I've been a consultant urologist for the past 20 years. My particular contribution to urology has been as one of the worldwide pioneers of laparoscopic (keyhole) urology. This involves carrying out relatively major operations on patients without making a large wound. It has been a passion of mine for decades and I have a number of UK firsts under my belt in terms of procedures performed. Two years ago, I moved from laparoscopic to robotic surgery, so instead of the surgeon and his assistant holding the instruments and the camera this is done by a computer-controlled machine. Most of my practice is now related to prostate cancer, both in the outpatient clinic – where men with an elevated PSA or urinary symptoms can be treated – and in the operating theatre.
My main presence is at the London Bridge Hospital, but I have also worked at Princess Grace Hospital – both central London hospitals that are extremely well equipped. The particular facilities that I use at both hospitals are the surgical robots: the da Vinci Xi at London Bridge Hospital and the da Vinci Si at The Princess Grace Hospital. Both have MRI scanning, CT scanning, nuclear medicine and the latest diagnostics. The London Bridge Hospital also has an intensive care unit and frozen section analysis; in other words, it has the capability to enable the pathologist to examine tissue during the operation in order to maximise functional results without cost to the cancer control.
The main advance over the past 20 years has been in the sphere of minimal-access surgery – laparoscopic surgery and, more recently, robotic surgery. This has really changed patient outcomes, in particular for prostate cancer, in terms of continence and potency. Robotic surgery allows patients a completely different set of outcomes, much of which is due to the 3D vision and precisely controlled instrumentation.
The latest advances in prostate cancer surgery relate to a new approach called Retzius-sparing, which approaches the prostate gland from underneath the bladder rather than from above it, as is the case with conventional prostate surgery. The technique was initially developed in Milan, Italy, seven years ago and I was the first in the UK to use it in 2016. It almost completely guarantees that patients won’t experience any incontinence after prostate cancer surgery.
Although surgery is the most effective intervention for prostate cancer, in the past patients have understandably investigated alternatives – such as radiotherapy, high-intensity focused ultrasound, cryotherapy and focal therapy – because they have been concerned about the negative consequences of surgery, namely incontinence and impotence. Retzius-sparing prostatectomy addresses both of these concerns by leaving intact the anchor points for the continence mechanism at the front of the prostate and also by preserving arteries that are important for erections.
The operation is technically difficult to perform as it is done in a very confined space and this is where the robot is particularly useful by giving the surgeon a 30-degree up view that cannot be replicated by open surgery, together with motion-scaled and precise movements of the surgical instruments.
Out of approximately 3,000 keyhole prostate cancer surgeries, I've done 195 operations using the Retzius-sparing technique, which has completely transformed the continence outcomes.
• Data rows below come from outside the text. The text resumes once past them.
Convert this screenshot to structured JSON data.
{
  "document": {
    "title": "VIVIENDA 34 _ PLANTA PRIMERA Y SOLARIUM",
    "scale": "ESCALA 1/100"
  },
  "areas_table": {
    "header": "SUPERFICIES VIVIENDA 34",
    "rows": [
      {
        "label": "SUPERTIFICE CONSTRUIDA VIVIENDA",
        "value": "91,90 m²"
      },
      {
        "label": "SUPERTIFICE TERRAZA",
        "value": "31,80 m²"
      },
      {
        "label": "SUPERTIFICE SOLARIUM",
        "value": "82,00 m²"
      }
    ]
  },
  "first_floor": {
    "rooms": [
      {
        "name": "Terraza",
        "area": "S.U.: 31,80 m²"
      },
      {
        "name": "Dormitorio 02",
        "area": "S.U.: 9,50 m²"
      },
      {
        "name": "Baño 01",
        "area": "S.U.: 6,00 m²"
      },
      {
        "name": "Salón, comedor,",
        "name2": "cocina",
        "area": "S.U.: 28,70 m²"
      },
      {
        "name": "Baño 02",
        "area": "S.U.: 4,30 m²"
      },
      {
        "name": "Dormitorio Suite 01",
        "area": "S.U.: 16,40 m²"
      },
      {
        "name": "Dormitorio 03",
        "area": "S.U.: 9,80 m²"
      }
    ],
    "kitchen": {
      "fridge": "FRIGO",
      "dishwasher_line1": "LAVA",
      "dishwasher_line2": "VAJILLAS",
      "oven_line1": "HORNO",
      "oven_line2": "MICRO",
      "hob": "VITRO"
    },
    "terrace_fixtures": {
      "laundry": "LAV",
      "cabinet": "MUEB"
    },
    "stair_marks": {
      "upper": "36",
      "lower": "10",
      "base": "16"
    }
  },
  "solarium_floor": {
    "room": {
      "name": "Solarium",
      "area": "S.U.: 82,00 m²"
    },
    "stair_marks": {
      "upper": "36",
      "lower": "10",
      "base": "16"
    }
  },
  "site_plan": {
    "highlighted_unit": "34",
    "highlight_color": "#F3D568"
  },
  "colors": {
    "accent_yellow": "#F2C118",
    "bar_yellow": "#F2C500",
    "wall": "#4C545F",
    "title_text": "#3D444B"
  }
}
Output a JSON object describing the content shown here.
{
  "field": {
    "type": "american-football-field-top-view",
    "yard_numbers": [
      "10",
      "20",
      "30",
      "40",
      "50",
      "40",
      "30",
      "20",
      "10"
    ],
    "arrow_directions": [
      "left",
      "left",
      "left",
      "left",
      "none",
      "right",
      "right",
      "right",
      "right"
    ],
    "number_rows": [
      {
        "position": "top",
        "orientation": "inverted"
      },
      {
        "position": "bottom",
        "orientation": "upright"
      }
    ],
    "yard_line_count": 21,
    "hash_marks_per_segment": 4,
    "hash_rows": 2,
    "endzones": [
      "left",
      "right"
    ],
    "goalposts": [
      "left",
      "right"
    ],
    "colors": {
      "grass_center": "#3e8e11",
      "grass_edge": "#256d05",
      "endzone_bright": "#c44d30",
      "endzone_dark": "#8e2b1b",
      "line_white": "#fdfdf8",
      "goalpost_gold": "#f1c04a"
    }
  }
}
We have published the results of our first 40 cases, which showed that 97.5% of patients were socially continent (zero to one pad per day) and that 90% were totally continent at four weeks after surgery. This is three times better than the results seen in the past with conventional surgery done by the most experienced surgeons.
In terms of potency, one would expect that preserving more arteries going towards the penis will result in better potency than previously seen, but we need longer follow-up of patients to investigate this. So, it's a really exciting departure from an operation that has basically been done the same way ever since it was conceived more than 100 years ago, and the reason for that is the robot.
Typically, a patient having this surgery would be in hospital for one or two nights, have a catheter for nine days and be back to doing 90% of their normal activities within three weeks.
I think the next major advance will be the ability to fuse in real time the MRI scan image of the prostate, together with the location of the cancer, with the view that the surgeon has. This will allow even more accurate surgery and even better cancer and functional outcomes. There are a number of technical hurdles that need to be resolved first, but I believe that they will all be overcome within the next decade.